Foo will be slowed down a bit on a write to %al, whereas, there will be no dependency with a movzbl into %eax (I tried this real quick on an IVB, and it's ~50% faster with the movz, or an xor of eax before the movb).

We could play it safe and only do this for opt/min-size, or go ahead with this if the impact is low and deal with any potential performance issue in a more general way. Have we done any perf tests on this to see if there's any impact?

spatel accepted this revision.Feb 7 2016, 9:57 AM
spatel added a reviewer: spatel.

We could play it safe and only do this for opt/min-size, or go ahead with this if the impact is low and deal with any potential performance issue in a more general way. Have we done any perf tests on this to see if there's any impact?

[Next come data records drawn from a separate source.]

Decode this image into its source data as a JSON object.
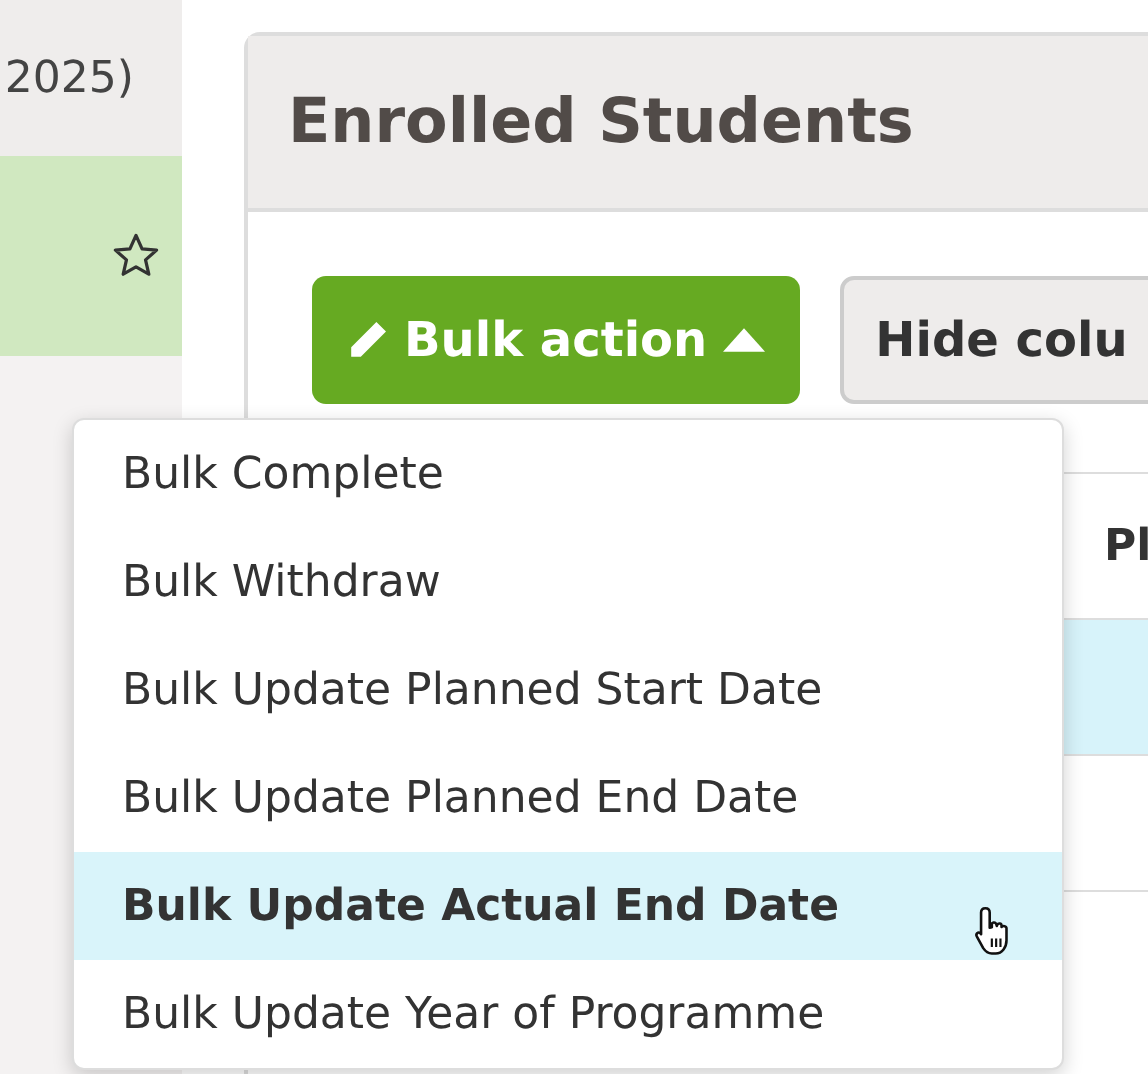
{
  "sidebar": {
    "term_text": "2025)",
    "items": [
      {
        "selected": true,
        "starred": false
      }
    ]
  },
  "panel": {
    "title": "Enrolled Students",
    "buttons": [
      {
        "kind": "primary",
        "label": "Bulk action",
        "expanded": true
      },
      {
        "kind": "default",
        "label": "Hide colu"
      }
    ],
    "table": {
      "columns": [
        "Pl"
      ],
      "rows": [
        {
          "selected": true
        },
        {
          "selected": false
        },
        {
          "selected": false
        }
      ]
    }
  },
  "menu": {
    "items": [
      {
        "label": "Bulk Complete",
        "selected": false
      },
      {
        "label": "Bulk Withdraw",
        "selected": false
      },
      {
        "label": "Bulk Update Planned Start Date",
        "selected": false
      },
      {
        "label": "Bulk Update Planned End Date",
        "selected": false
      },
      {
        "label": "Bulk Update Actual End Date",
        "selected": true
      },
      {
        "label": "Bulk Update Year of Programme",
        "selected": false
      }
    ]
  }
}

I haven't run any perf tests, but I thought it would be good to alert people about this change since there might be some diffs.

I agree that dealing with any perf issue as a separate pass is the better option, and Kevin mentioned some progress on that here:
http://lists.llvm.org/pipermail/llvm-dev/2016-February/094745.html

This patch LGTM; it's just trying to match the ABI's mandates and as noted, makes LLVM behave more like GCC/MSVC by default.

This revision is now accepted and ready to land.Feb 7 2016, 9:57 AM
hans closed this revision.Feb 8 2016, 11:42 AM

Committed in r260133.